Seoul Mayor Poll Shows Jung Won-oh Ahead, but Race Still Fluid

by Kim Doo Il Posted : April 25, 2026, 20:54Updated : April 25, 2026, 20:54
Kim Du-il, senior reporter in the Politics and Society Department
Kim Du-il, senior reporter in the Politics and Society Department


 Talk is growing that Seoul is tilting sharply to one side. One poll put Jung Won-oh at 45.6% and Oh Se-hoon at 35.4% — a 10.2-point gap outside the margin of error. The figures came from a survey CBS commissioned from the Korea Society Opinion Institute (KSOI). Taken alone, the numbers can make the election look settled. But in politics, the most dangerous moment is mistaking numbers for certainty.

 A poll is not an outcome; it is a snapshot. It is not the destination of public sentiment, but a point along the way. In that same survey, support for the Democratic Party stood at 44.2%, compared with 31.5% for the People Power Party. Respondents who said they would choose a ruling-party candidate also totaled 46.6%. In that sense, Jung’s 45.6% reads less as personal strength than as a reflection of the broader party current carrying him.
 
 That narrows the central question: Is this election about choosing a party, or choosing a mayor? Seoul’s swing voters have long split along that line. Some contests have been decided by party momentum, others by the candidate. Yet at decisive moments, Seoul has tended to choose who appears more prepared to design the city’s future.
 
 The Seoul mayor is not a lawmaker, and the job is not a referendum on party loyalty. The mayor is expected to plan the city, anticipate and prevent risks, and at times pull the future forward even in the face of public opposition. From that perspective, the current polling invites scrutiny of what kind of leadership each candidate offers. Jung has spoken of being “a mayor who does what citizens want.” It sounds appealing, but it is political language, not the language of administration.

 Seoul is not a city that can simply follow demands; it must read needs first. If leaders chase only what residents want today, changes that will be essential tomorrow will be delayed. What the city needs is not just a hand that processes complaints, but the judgment to design what comes next.

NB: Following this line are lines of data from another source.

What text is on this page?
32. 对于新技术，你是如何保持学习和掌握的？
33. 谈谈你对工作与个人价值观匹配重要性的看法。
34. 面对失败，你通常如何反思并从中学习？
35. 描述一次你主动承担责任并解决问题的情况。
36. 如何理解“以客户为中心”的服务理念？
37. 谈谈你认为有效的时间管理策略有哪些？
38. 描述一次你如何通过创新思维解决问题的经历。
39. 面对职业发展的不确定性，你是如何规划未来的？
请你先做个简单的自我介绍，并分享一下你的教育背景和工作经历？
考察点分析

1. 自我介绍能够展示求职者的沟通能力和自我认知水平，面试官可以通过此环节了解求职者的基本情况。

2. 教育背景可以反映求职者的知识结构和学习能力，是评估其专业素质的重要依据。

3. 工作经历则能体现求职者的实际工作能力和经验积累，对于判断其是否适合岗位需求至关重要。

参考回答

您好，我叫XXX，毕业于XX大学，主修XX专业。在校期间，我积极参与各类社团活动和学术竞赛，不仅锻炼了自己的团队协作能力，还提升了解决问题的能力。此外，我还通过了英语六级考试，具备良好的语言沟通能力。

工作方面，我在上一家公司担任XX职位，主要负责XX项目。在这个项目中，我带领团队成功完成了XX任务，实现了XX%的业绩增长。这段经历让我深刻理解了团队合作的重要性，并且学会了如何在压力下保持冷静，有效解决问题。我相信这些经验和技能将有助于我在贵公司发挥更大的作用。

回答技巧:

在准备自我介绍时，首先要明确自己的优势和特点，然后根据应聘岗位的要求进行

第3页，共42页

 Oh, whom the writer has watched in the field for more than a decade, has long been a polarizing figure. Some have called him a hard-driving politician; others have criticized him for wasting budgets or pursuing unnecessary experiments. But one point is clear, the writer argues: Oh has consistently presented himself as a mayor focused on planning Seoul’s future. The writer cites initiatives such as Design Seoul, the Han River Renaissance, public transportation innovation, air-quality improvements and waterfront-city projects. Oh, the writer says, has often prioritized what will be needed ahead over what is immediately demanded — a politically risky approach that draws criticism. But the city’s timeline is longer than politics, and the ultimate evaluation may come over that longer span.

 What this poll suggests is that Seoul is riding a party-driven current, but the choice is not finished. One sign, the writer notes, is that in the same survey a conservative candidate led a progressive candidate in the Seoul superintendent of education race. That points to voters making issue-by-issue decisions rather than moving as a single bloc. Seoul, in other words, is not a place where the polling leader is guaranteed to win.

 Seoul has not decided. A 10-point gap now is not a result, but a starting position. And elections are decided at the finish line, not at the start. Dismissing unfavorable numbers can be costly — but so can becoming intoxicated by them.

 
 



* This article has been translated by AI.